Gorbachev is considered one of the greatest reformers of the 20th century.

After taking over the Soviet leadership in 1985, Gorbachev introduced his reform policies known as "glasnost" (openness) and "perestroika" (restructuring), which opened up the Soviet Union to the world, and ultimately led to the collapse of the communist regime and the end of the Cold War with the United States.

"Your commitment to freedom and your courage over the decades to make the tough, albeit necessary, decisions, have made the world a safer place," U.S. President Joe Biden wrote in a letter released by Gorbachev's staff.

The letter said that the agreed extension to the U.S.-Russian New START nuclear-arms treaty was proof that the two countries would continue Gorbechev's "legacy."

German Chancellor Angela Merkel congratulated Gorbachev, who was instrumental in the German reunification in 1990.

"I take your day of honor as an opportunity to thank you once more for your personal commitment for the peaceful overcoming of the Cold War and the completion of German unity," Merkel wrote in a letter to the former leader.

"Your important contribution to a reunification in freedom remains as unforgotten in Germany as your constant personal engagement for friendly relations between our two countries," Merkel said.

Russian President Vladimir Putin also congratulated Gorbachev, despite cool relations between the Kremlin and the former Soviet leader.

Gorbachev also owns a political foundation and co-owns the Kremlin-critical newspaper Novaya gazeta.

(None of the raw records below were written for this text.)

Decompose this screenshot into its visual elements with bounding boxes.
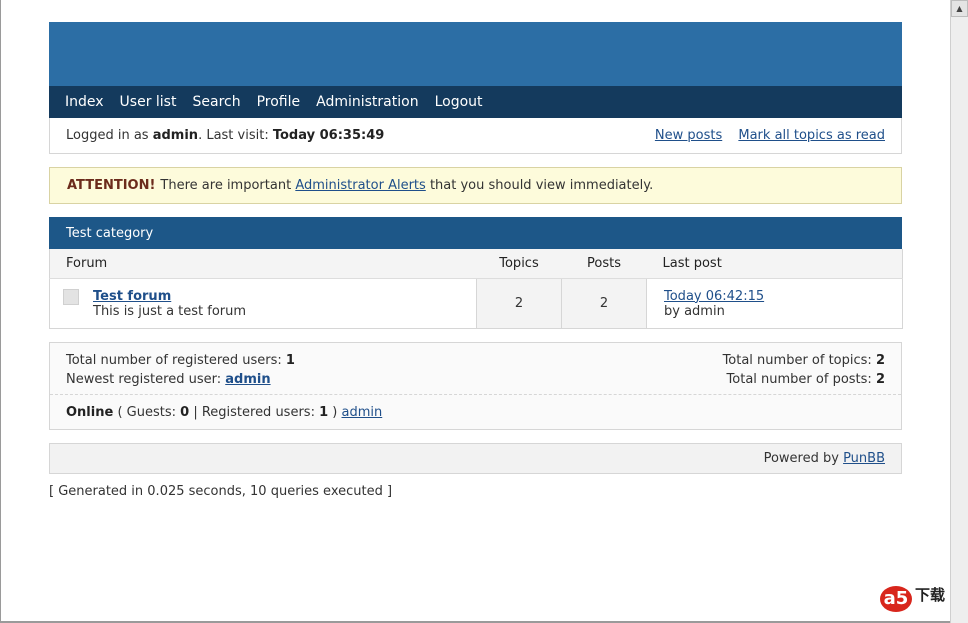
logged-in-label: Logged in as [66,128,149,143]
window-border-left [0,0,1,623]
forum-description: This is just a test forum [93,303,247,319]
page-footer: Powered by PunBB [49,443,902,474]
last-visit-value: Today 06:35:49 [272,128,385,143]
newest-user-label: Newest registered user: [66,372,222,387]
last-post-author: by admin [664,303,725,319]
logged-in-username: admin [152,128,199,143]
mark-all-read-link[interactable]: Mark all topics as read [738,128,885,143]
column-topics: Topics [476,249,562,279]
watermark-logo: a5 下载 [880,586,945,612]
nav-administration[interactable]: Administration [316,94,418,110]
nav-logout[interactable]: Logout [435,94,483,110]
site-header-banner [49,22,902,86]
last-post-link[interactable]: Today 06:42:15 [664,289,764,304]
nav-search[interactable]: Search [192,94,240,110]
registered-online-label: | Registered users: [193,404,315,420]
nav-profile[interactable]: Profile [257,94,301,110]
total-posts-label: Total number of posts: [726,372,872,387]
last-visit-label: . Last visit: [198,128,269,143]
forum-last-post: Today 06:42:15 by admin [646,278,903,329]
newest-user-link[interactable]: admin [225,372,270,387]
registered-online-value: 1 [319,404,329,420]
powered-by-label: Powered by [763,451,839,466]
generation-info: [ Generated in 0.025 seconds, 10 queries… [49,484,393,499]
main-navigation: Index User list Search Profile Administr… [49,86,902,118]
alert-text-pre: There are important [160,178,292,193]
total-topics-value: 2 [875,353,885,368]
administrator-alerts-link[interactable]: Administrator Alerts [295,178,425,193]
table-row: Test forum This is just a test forum 2 2… [49,278,903,329]
login-info: Logged in as admin. Last visit: Today 06… [66,128,384,143]
scroll-up-arrow-icon[interactable]: ▲ [951,0,968,17]
forum-table: Forum Topics Posts Last post Test forum … [49,249,903,329]
forum-status-icon [63,288,79,305]
registered-users-label: Total number of registered users: [66,353,282,368]
alert-text-post: that you should view immediately. [429,178,654,193]
online-close-paren: ) [332,404,338,420]
user-status-bar: Logged in as admin. Last visit: Today 06… [49,118,902,154]
guests-label: ( Guests: [117,404,176,420]
status-links: New posts Mark all topics as read [643,128,885,143]
total-topics-label: Total number of topics: [722,353,872,368]
online-users: Online ( Guests: 0 | Registered users: 1… [50,395,901,429]
vertical-scrollbar[interactable]: ▲ [950,0,968,623]
board-stats: Total number of registered users: 1 Newe… [49,342,902,430]
new-posts-link[interactable]: New posts [655,128,722,143]
admin-alert-banner: ATTENTION! There are important Administr… [49,167,902,204]
forum-cell: Test forum This is just a test forum [49,278,477,329]
online-label: Online [66,404,114,420]
post-stats: Total number of topics: 2 Total number o… [723,351,885,394]
forum-table-header: Forum Topics Posts Last post [49,249,903,279]
column-last-post: Last post [646,249,903,279]
nav-index[interactable]: Index [65,94,104,110]
registered-users-value: 1 [285,353,295,368]
watermark-text: 下载 [915,586,946,604]
page-wrapper: Index User list Search Profile Administr… [49,22,903,474]
forum-posts-count: 2 [561,278,647,329]
punbb-link[interactable]: PunBB [843,451,885,466]
column-forum: Forum [49,249,477,279]
watermark-badge: a5 [880,586,912,612]
column-posts: Posts [561,249,647,279]
nav-user-list[interactable]: User list [120,94,177,110]
online-user-link[interactable]: admin [342,405,383,420]
forum-topics-count: 2 [476,278,562,329]
guests-value: 0 [180,404,190,420]
total-posts-value: 2 [875,372,885,387]
user-stats: Total number of registered users: 1 Newe… [66,351,295,394]
alert-attention-label: ATTENTION! [67,178,156,193]
forum-title-link[interactable]: Test forum [93,289,171,304]
category-header: Test category [49,217,902,249]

"You rightly belong to those bright, unconventional people, extraordinary statesmen of our time, who have had a significant impact on the course of national and international history," Putin wrote in a congratulatory letter to Gorbachev, published by the Kremlin.

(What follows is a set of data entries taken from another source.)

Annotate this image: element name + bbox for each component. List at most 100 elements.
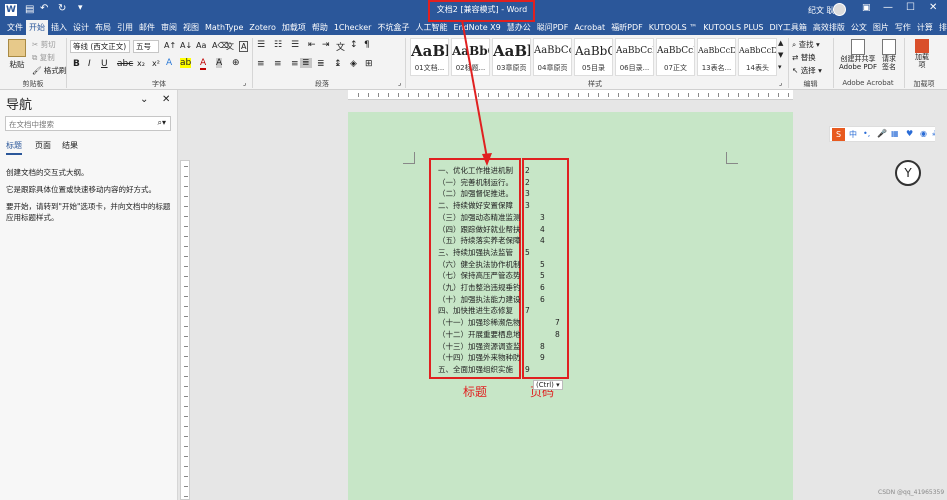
font-color-icon[interactable]: A	[200, 58, 207, 70]
tab-25[interactable]: 公文	[848, 20, 870, 35]
style-item[interactable]: AaBbCc 04章原页	[533, 38, 572, 76]
underline-icon[interactable]: U	[101, 59, 108, 69]
create-pdf-button[interactable]: 创建并共享 Adobe PDF	[836, 39, 880, 71]
vertical-ruler[interactable]	[180, 160, 190, 500]
toc-entry-title[interactable]: （十一）加强珍稀濒危物种保护。	[438, 317, 520, 329]
sort-icon[interactable]: ↕	[350, 40, 358, 50]
tab-23[interactable]: DIY工具箱	[767, 20, 810, 35]
toc-entry-title[interactable]: （十四）加强外来物种防治。	[438, 352, 520, 364]
toc-entry-title[interactable]: （五）持续落实养老保障	[438, 235, 520, 247]
ime-chinese-icon[interactable]: 中	[849, 129, 857, 140]
align-right-icon[interactable]: ≡	[291, 59, 299, 69]
align-center-icon[interactable]: ≡	[274, 59, 282, 69]
distributed-icon[interactable]: ≣	[317, 59, 325, 69]
save-icon[interactable]: ▤	[25, 4, 34, 15]
show-marks-icon[interactable]: ¶	[364, 40, 370, 50]
toc-entry-title[interactable]: 一、优化工作推进机制	[438, 165, 513, 177]
maximize-icon[interactable]: ☐	[906, 2, 915, 13]
tab-pages[interactable]: 页面	[35, 140, 51, 151]
italic-icon[interactable]: I	[88, 59, 91, 69]
tab-1[interactable]: 开始	[26, 20, 48, 35]
toc-entry-title[interactable]: （一）完善机制运行。	[438, 177, 513, 189]
text-effects-icon[interactable]: A	[166, 58, 172, 68]
request-signature-button[interactable]: 请求签名	[880, 39, 898, 71]
nav-options-icon[interactable]: ⌄	[140, 94, 148, 105]
select-button[interactable]: ↖ 选择 ▾	[792, 65, 822, 76]
tab-12[interactable]: 帮助	[309, 20, 331, 35]
tab-results[interactable]: 结果	[62, 140, 78, 151]
ime-punctuation-icon[interactable]: •,	[863, 129, 870, 138]
ribbon-display-icon[interactable]: ▣	[862, 3, 871, 13]
toc-entry-title[interactable]: 五、全面加强组织实施	[438, 364, 513, 376]
toc-entry-title[interactable]: （二）加强督促推进。	[438, 188, 513, 200]
tab-headings[interactable]: 标题	[6, 140, 22, 155]
font-dialog-launcher-icon[interactable]: ⌟	[243, 79, 246, 87]
minimize-icon[interactable]: —	[883, 2, 893, 13]
tab-29[interactable]: 排版	[936, 20, 947, 35]
nav-search-input[interactable]: 在文档中搜索 ⌕▾	[5, 116, 171, 131]
nav-close-icon[interactable]: ✕	[162, 94, 170, 105]
font-size-select[interactable]: 五号	[133, 40, 159, 53]
tab-7[interactable]: 审阅	[158, 20, 180, 35]
phonetic-icon[interactable]: 文	[226, 41, 234, 52]
chinese-layout-icon[interactable]: 文	[336, 40, 345, 53]
tab-5[interactable]: 引用	[114, 20, 136, 35]
toc-entry-title[interactable]: （十三）加强资源调查监测。	[438, 341, 520, 353]
tab-17[interactable]: 慧办公	[504, 20, 534, 35]
tab-3[interactable]: 设计	[70, 20, 92, 35]
tab-21[interactable]: KUTOOLS ™	[646, 20, 700, 35]
enclose-char-icon[interactable]: ⊕	[232, 58, 240, 68]
line-spacing-icon[interactable]: ↨	[334, 59, 342, 69]
style-item[interactable]: AaBbCcDd 13表名...	[697, 38, 736, 76]
shading-icon[interactable]: ◈	[350, 59, 357, 69]
avatar[interactable]	[833, 3, 846, 16]
styles-scroll-down-icon[interactable]: ▼	[778, 51, 783, 59]
customize-quick-access-icon[interactable]: ▾	[78, 3, 83, 13]
tab-28[interactable]: 计算	[914, 20, 936, 35]
subscript-icon[interactable]: x₂	[137, 59, 145, 68]
align-left-icon[interactable]: ≡	[257, 59, 265, 69]
tab-14[interactable]: 不坑盒子	[374, 20, 412, 35]
undo-icon[interactable]: ↶	[40, 3, 48, 14]
strikethrough-icon[interactable]: abc	[117, 59, 133, 69]
input-method-toolbar[interactable]: S 中 •, 🎤 ▦ ♥ ◉ ⁂	[829, 126, 943, 142]
tab-8[interactable]: 视图	[180, 20, 202, 35]
toc-entry-title[interactable]: （十二）开展重要栖息地修复。	[438, 329, 520, 341]
style-item[interactable]: AaBbC 05目录	[574, 38, 613, 76]
ime-skin-icon[interactable]: ♥	[906, 129, 913, 138]
styles-more-icon[interactable]: ▾	[778, 63, 782, 71]
paragraph-dialog-launcher-icon[interactable]: ⌟	[398, 79, 401, 87]
copy-button[interactable]: ⧉ 复制	[32, 52, 55, 63]
superscript-icon[interactable]: x²	[152, 59, 160, 68]
paste-button[interactable]: 粘贴	[6, 39, 28, 70]
decrease-indent-icon[interactable]: ⇤	[308, 40, 316, 50]
tab-22[interactable]: KUTOOLS PLUS	[700, 20, 766, 35]
styles-scroll-up-icon[interactable]: ▲	[778, 39, 783, 47]
justify-icon[interactable]: ≣	[300, 58, 312, 68]
document-page[interactable]	[348, 112, 793, 500]
tab-6[interactable]: 邮件	[136, 20, 158, 35]
toc-entry-title[interactable]: （六）健全执法协作机制	[438, 259, 520, 271]
find-button[interactable]: ⌕ 查找 ▾	[792, 39, 820, 50]
ime-keyboard-icon[interactable]: ▦	[891, 129, 899, 138]
tab-13[interactable]: 1Checker	[331, 20, 375, 35]
format-painter-button[interactable]: 🖌 格式刷	[32, 65, 66, 76]
tab-0[interactable]: 文件	[4, 20, 26, 35]
user-name[interactable]: 纪文 耿	[808, 5, 835, 16]
paste-options-button[interactable]: (Ctrl) ▾	[533, 380, 563, 390]
tab-2[interactable]: 插入	[48, 20, 70, 35]
style-item[interactable]: AaBbCcDd 14表头	[738, 38, 777, 76]
shrink-font-icon[interactable]: A↓	[180, 41, 192, 50]
bullets-icon[interactable]: ☰	[257, 40, 265, 50]
border-char-icon[interactable]: A	[239, 41, 249, 52]
tab-19[interactable]: Acrobat	[571, 20, 608, 35]
replace-button[interactable]: ⇄ 替换	[792, 52, 816, 63]
ime-mic-icon[interactable]: 🎤	[877, 129, 887, 138]
toc-entry-title[interactable]: （十）加强执法能力建设	[438, 294, 520, 306]
font-name-select[interactable]: 等线 (西文正文)	[70, 40, 130, 53]
case-icon[interactable]: Aa	[196, 41, 206, 50]
numbering-icon[interactable]: ☷	[274, 40, 282, 50]
multilevel-list-icon[interactable]: ☰	[291, 40, 299, 50]
tab-10[interactable]: Zotero	[246, 20, 278, 35]
assistant-icon[interactable]: Y	[895, 160, 921, 186]
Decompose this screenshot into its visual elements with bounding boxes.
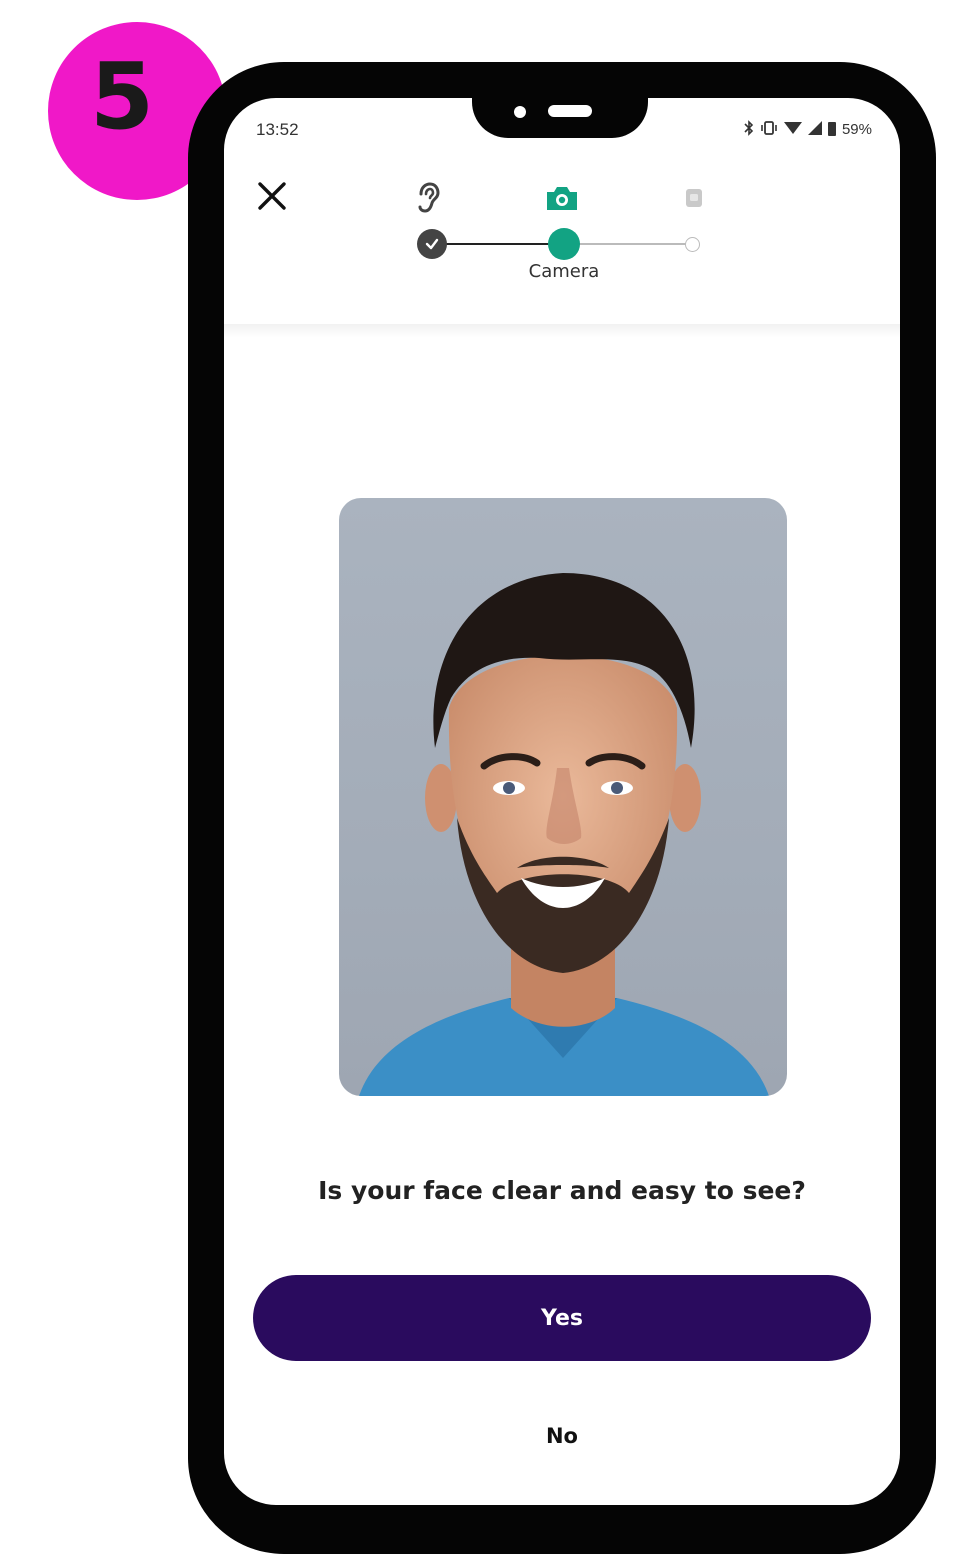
status-icons: 59%: [744, 120, 872, 138]
vibrate-icon: [760, 120, 778, 138]
battery-percent: 59%: [841, 120, 872, 138]
phone-notch: [472, 98, 648, 138]
step-node-completed: [417, 229, 447, 259]
stepper-line-pending: [574, 243, 694, 245]
phone-screen: 13:52 59% Camera Is your face clear and …: [224, 98, 900, 1505]
yes-button-label: Yes: [541, 1305, 583, 1331]
document-icon: [674, 178, 714, 218]
signal-icon: [807, 121, 822, 137]
step-node-active: [548, 228, 580, 260]
front-camera: [514, 106, 526, 118]
camera-icon: [542, 178, 582, 218]
wifi-icon: [783, 121, 802, 137]
no-button-label: No: [545, 1424, 578, 1448]
status-time: 13:52: [256, 120, 299, 139]
face-photo: [339, 498, 787, 1096]
header-divider: [224, 324, 900, 338]
progress-stepper: [224, 178, 900, 318]
bluetooth-icon: [744, 120, 754, 138]
yes-button[interactable]: Yes: [253, 1275, 871, 1361]
battery-icon: [827, 121, 836, 138]
step-node-pending: [685, 237, 700, 252]
check-icon: [425, 238, 439, 250]
no-button[interactable]: No: [462, 1408, 662, 1464]
phone-frame: 13:52 59% Camera Is your face clear and …: [188, 62, 936, 1554]
stepper-line-completed: [442, 243, 562, 245]
ear-icon: [408, 178, 448, 218]
page: 5 13:52 59% Camera Is your face clear an…: [0, 0, 955, 1557]
step-number: 5: [89, 42, 154, 150]
earpiece-speaker: [548, 105, 592, 117]
step-label-camera: Camera: [528, 261, 600, 282]
question-text: Is your face clear and easy to see?: [318, 1176, 806, 1205]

Gorbachev's "great professional and life experience" still allowed him to "actively participate in popular social and educational work" as well as "international humanitarian projects," Putin wrote.

Many Russians also say he is responsible for the ensuing downfall of the Soviet Union in 1991. Putin himself has called the Soviet Union's collapse the "greatest geopolitical catastrophe" of the previous century.

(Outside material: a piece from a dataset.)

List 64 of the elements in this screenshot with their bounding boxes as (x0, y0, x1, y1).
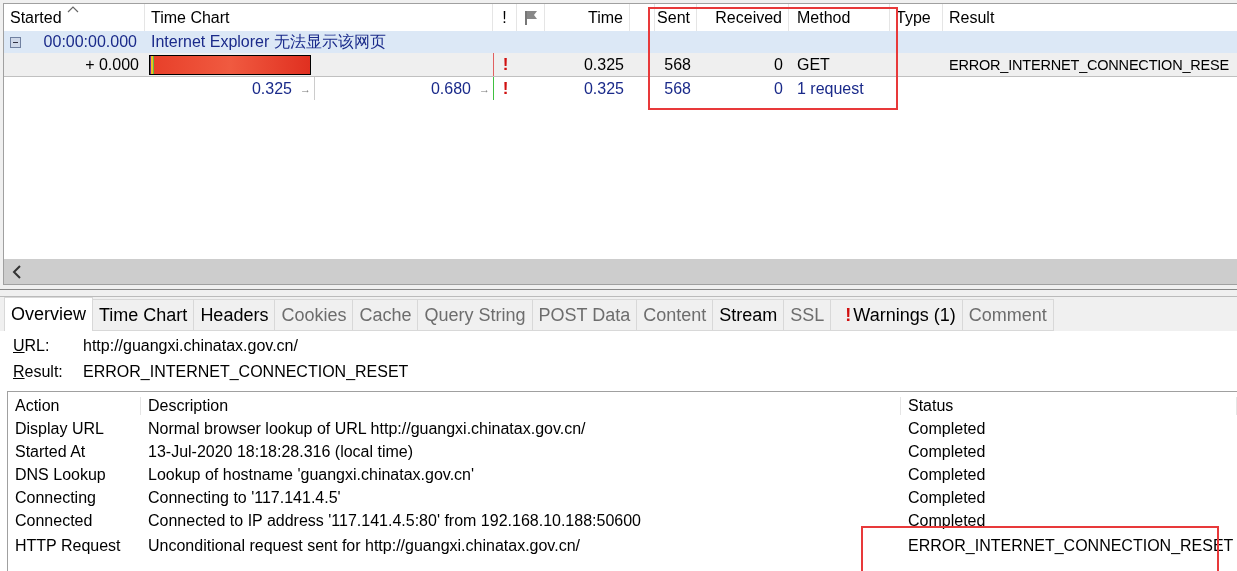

A poll conducted by the All-Russia Opinion Research Center had 51 percent of respondents saying that he brought the nation more harm than good, while 32 percent said it was about equal, 7 percent viewed his action as mostly positive, and the rest were undecided. The nationwide poll of 1,600 was conducted on February 28 and had a margin of error of no more than 2.5 percentage points.

Pro-democratic forces, however, see him as a symbol of freedom, as he has criticized repression under Putin and warned against falling back into a dictatorship.